Halo Products are nothing new in the automotive industry – Audi revived their brand image in 2008. More recently, the resurgence of Royal Enfield as an aspirational brand was a direct consequence of its new halo products. Although Ather’s products are a bit expensive for most buyers to afford at the moment, they are aspirational and help build a premium reputation for the brand. This helps drive sales of potentially more affordable products in the future, helping to sustain long-term growth. Ather also focuses on a premium customer experience and its community forums.
In addition to this, Ather has had time to evolve and cement itself in the EV market for two years without competition from larger manufacturers. Until the recent entry of prominent brands into the premium EV scooter space, Ather was pretty much unchallenged with a product superior to smaller manufacturers. The Ather name has now become synonymous with fast, premium electric scooters and their head start in the space is likely to sustain itself in the long run. Ather also has the backing of a large manufacturer in Hero MotoCorp for a safe source of funding, on top of their strong sales figures. The company’s current reputation means that the division of Ather into separate arms for Battery R&D and the Automotive Business, in the long run, will ensure the future sustainability of the business.
All of this seems a bit familiar. For 15000 kilometers away in Palo Alto, a giant in the Electric Car space has emerged. Tesla Motors had a fairly similar start to life, with their Model S in 2010 revolutionizing the electric car space. Cars are the largest contributor to vehicle sales in the USA, and in contrast to existing electric cars at the time, the Model S was fast, practical, and could go long on a single charge. Like the Ather, it was the first EV where the fact that it was electric was an advantage rather than a compromise. The Model S was the perfect halo product to drive Tesla’s ultimate goal of selling affordable EVs, culminating in the explosive success of the Model 3. Tesla is now the highest-valued carmaker in the world, with one of the largest fanbases of any car manufacturer. They have expanded their range to include everything from a small affordable car to a semi-truck. They have arguably the most expansive fast-charging network of any manufacturer or third party in the world.

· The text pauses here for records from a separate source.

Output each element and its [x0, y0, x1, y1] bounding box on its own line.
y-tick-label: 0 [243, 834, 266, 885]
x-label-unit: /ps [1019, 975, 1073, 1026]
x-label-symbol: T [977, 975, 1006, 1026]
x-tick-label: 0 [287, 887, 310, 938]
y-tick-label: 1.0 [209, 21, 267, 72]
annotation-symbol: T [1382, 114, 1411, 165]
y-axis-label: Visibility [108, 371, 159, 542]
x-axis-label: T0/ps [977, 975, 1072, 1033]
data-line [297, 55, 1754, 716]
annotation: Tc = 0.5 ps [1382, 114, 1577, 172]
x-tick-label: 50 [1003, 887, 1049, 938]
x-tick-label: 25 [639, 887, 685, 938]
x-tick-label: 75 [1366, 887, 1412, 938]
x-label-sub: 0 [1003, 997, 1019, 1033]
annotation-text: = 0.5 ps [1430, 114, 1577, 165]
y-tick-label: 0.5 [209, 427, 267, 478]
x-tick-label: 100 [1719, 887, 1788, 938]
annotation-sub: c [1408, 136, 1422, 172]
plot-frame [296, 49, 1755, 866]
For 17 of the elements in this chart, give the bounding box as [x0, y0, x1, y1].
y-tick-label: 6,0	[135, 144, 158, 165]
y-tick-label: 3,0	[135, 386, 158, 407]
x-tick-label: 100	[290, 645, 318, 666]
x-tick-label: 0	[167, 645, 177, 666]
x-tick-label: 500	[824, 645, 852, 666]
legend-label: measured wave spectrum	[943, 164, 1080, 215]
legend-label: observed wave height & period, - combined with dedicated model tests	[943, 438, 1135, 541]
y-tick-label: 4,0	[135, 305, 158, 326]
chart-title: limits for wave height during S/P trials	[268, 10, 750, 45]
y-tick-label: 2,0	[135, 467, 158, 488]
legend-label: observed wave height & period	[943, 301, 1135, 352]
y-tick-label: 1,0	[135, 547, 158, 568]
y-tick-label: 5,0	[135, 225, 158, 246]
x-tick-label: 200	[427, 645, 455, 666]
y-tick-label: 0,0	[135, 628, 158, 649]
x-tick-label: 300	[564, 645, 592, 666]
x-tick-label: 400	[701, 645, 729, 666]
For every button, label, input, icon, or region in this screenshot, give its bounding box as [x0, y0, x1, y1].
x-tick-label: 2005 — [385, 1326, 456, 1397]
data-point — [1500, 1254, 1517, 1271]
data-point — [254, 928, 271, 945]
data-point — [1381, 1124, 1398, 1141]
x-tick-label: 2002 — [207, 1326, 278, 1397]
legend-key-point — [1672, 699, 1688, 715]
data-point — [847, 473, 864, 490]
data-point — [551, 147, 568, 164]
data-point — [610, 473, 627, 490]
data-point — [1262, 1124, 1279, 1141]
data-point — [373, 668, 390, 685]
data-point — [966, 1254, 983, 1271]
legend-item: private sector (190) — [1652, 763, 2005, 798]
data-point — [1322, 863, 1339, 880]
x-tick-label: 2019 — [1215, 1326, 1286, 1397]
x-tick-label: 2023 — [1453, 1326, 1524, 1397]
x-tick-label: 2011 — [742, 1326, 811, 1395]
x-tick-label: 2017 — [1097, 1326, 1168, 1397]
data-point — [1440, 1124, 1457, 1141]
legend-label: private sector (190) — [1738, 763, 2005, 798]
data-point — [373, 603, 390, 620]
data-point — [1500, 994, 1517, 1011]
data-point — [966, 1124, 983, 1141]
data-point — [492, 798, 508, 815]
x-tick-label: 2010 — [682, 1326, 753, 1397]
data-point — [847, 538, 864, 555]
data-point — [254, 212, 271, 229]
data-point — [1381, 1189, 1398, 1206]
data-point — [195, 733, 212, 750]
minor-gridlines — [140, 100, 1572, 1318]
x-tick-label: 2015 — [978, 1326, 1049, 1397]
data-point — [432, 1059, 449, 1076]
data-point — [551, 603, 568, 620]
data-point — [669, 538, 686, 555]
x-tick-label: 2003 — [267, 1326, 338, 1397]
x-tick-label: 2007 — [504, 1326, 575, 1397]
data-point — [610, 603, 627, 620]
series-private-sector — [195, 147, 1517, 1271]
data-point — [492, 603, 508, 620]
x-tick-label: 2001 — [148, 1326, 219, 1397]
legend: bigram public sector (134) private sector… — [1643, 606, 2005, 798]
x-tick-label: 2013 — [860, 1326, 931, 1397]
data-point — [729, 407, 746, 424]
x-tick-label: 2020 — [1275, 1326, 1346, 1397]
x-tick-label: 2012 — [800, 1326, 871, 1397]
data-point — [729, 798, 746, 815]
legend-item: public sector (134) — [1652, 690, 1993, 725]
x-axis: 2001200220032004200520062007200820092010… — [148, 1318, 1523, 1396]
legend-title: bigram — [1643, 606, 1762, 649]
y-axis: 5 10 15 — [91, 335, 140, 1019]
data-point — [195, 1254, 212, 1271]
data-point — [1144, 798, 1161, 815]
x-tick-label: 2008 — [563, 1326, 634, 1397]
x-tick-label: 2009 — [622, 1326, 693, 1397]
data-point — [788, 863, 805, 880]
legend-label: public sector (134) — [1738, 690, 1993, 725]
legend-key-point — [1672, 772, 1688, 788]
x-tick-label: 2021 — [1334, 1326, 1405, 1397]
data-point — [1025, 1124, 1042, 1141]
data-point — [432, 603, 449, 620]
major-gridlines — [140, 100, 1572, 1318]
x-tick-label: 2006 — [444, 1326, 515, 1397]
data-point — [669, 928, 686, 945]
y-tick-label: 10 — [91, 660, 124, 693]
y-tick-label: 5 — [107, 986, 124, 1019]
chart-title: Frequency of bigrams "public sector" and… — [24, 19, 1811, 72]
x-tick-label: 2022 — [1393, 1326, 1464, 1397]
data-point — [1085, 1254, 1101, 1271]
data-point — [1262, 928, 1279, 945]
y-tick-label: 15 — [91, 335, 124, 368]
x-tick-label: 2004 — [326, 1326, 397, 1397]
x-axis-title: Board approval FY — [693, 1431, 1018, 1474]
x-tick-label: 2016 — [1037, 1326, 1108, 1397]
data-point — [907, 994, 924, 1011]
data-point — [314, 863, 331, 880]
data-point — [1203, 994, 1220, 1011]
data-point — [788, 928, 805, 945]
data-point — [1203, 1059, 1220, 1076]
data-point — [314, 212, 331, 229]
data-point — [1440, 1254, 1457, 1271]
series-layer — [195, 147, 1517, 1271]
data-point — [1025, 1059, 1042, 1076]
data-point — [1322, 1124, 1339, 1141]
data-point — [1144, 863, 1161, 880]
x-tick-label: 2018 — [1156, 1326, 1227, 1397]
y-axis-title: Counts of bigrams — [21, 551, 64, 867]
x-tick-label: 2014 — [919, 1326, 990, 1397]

It is easy to draw parallels between the two companies and their meteoric rise to success. Their business models are relatively similar, both have positioned their products similarly, and both have grown to define an entire market segment. Both Ather and Tesla control every stage of their product and sales, with in-house development and direct sales and aftersales without franchisees. However, the journey of Ather Energy in establishing itself as a thorn in the side of other more prominent manufacturers is far from over. India is not a country where charging infrastructure can be installed as easily as the US, and hence, the ‘Ather Grid’ charging network has a long way to go before it can become a credible alternative to the convenience of fuel stations. The most crucial difference between Ather and Tesla is their durations as monopolies and the nature of their respective market spaces. Cars require much more investment and time for research and development than two-wheelers. As a result, Tesla enjoyed minimal competition for a good seven years, with credible competition from other large manufacturers arriving only as late as 2019. On the other hand, Ather has enjoyed much less time alone, and products from more established manufacturers like TVS and Bajaj are more likely to appeal to older buyers, who make up most of the scooter market.
Still, the Indian market has always embraced new brands, both domestic and international, and Ather Energy looks set for great future success. The arrival of new competition in Ola Electric and existing OEMs, as mentioned earlier, will continue to drive Ather forward into making better products. The expansion of their sales and aftersales network and their charging network will continue to bring new customers into the brand, which will sustain itself with a domino effect. The future looks bright for Ather Energy, provided they take the right decisions for the long term.